Artificial intelligence is everywhere these days—sifting through retail data to predict what shoppers will buy next, powering financial models that detect fraud, and keeping supply chains moving faster than human managers ever could. In healthcare, the technology is making similar inroads, from analyzing scans to helping design new treatment strategies. But the more intriguing question is not just how AI can make medicine more efficient today, but whether it can help prevent the next public health crisis.

There are those who think that the answer is that AI can save time. For physicians, one of their largest timesinks has little to do with seeing patients and everything to do with forms. Researchers, again and again, have demonstrated that physicians spend close to double the amount of time documenting notes and coding visit time as time in face-to-face consultations with their patients. The disparity not only causes frustration—it dismantles those relationships that are most reliant upon them.

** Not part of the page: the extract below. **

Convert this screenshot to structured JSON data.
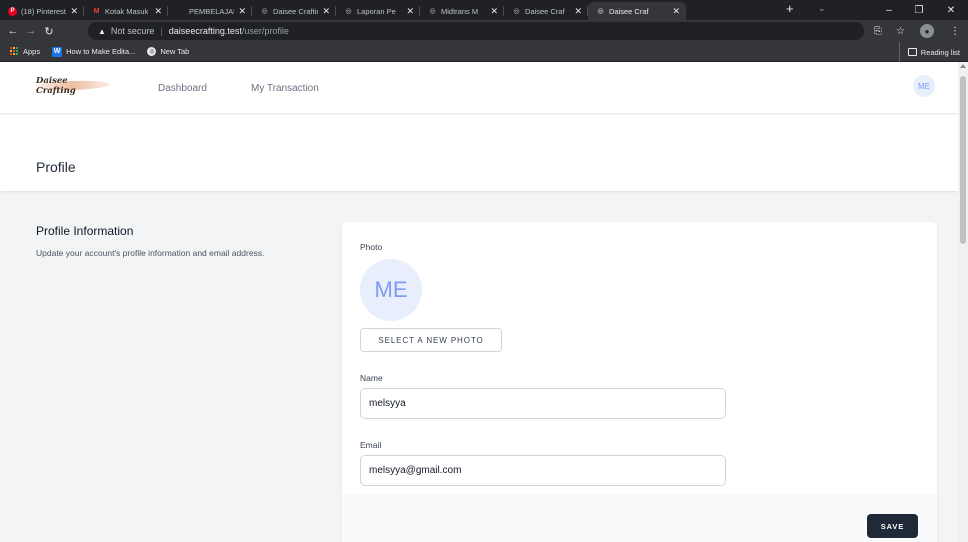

A recent start-up, ScribeAI, is placing its bet that it is at this intersection that AI can best deliver value. Founded by veteran health-technology executive  Kyle Robertson and former banker Matt Holmes, the start-up applies natural-language processing to record and transcribe discussions between physicians and patients. Its software creates structured clinical notes, billing codes, and diagnostic summaries, reducing documentation time by over 70%, its founders say.

For Kyle Robertson, it’s a familiar challenge. He once founded Cerebral, the mental health technology firm that brought therapy and psychiatric care to several hundred thousand patients over the internet, and subsequently Zealthy, a telemedicine platform that was aimed at widening access to primary care and general wellness. Both of these businesses hinted at shortcomings in the way healthcare is dispensed in the U.S.—not enough providers, not enough time, and too many obstacles for patients looking for steady care. With Revolution Venture Studios, his healthcare incubator, Kyle Robertson is focused on one of the most impactful parts of the puzzle: clinical note-taking. The bet is that shortening doctors’ time glancing at keys would give them room to think, listen, and respond—skills that are all the more critical in a disaster. In busy clinics, minutes do matter.

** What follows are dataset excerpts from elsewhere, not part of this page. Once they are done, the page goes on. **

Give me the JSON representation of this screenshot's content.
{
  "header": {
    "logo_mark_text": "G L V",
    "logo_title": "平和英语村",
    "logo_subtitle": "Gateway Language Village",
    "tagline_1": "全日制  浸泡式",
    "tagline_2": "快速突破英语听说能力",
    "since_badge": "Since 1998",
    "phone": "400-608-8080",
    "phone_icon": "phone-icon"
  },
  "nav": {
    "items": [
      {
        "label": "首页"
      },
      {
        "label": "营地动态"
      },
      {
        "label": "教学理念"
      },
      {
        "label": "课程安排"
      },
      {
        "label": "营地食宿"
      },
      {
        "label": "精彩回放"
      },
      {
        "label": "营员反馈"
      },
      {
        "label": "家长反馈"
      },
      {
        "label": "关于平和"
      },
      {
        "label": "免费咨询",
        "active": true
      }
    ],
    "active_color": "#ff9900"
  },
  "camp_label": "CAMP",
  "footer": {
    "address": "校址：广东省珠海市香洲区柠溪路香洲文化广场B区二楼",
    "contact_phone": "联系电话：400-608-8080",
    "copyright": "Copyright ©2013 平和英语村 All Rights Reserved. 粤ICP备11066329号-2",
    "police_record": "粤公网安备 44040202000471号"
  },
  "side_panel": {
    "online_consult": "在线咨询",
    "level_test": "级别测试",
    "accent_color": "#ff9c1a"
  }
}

AI’s role in public health, however, extends beyond workload alleviation. Researchers are exploring how it can spot warning signs of crises even before they occur. In one experiment modeled in the Frontiers in Artificial Intelligence journal, algorithms were shown to predict and monitor catastrophes in real time. Another, in Humanities and Social Sciences Communications, documented how China employed AI programs in its initial few months of managing the COVID-19 pandemic to diagnose infections, watch over its patients, and even chart virus transmissions. There is reason to be skeptical. AI models are only as good as their training data, and healthcare has a questionable record of embracing new technologies without placing unintended burdens on it. But its promise is tough to resist. Used responsibly, AI won’t only make medicine speedier—it might make it more human, by freeing clinicians to spend more time with their patients, as time is their most precious resource.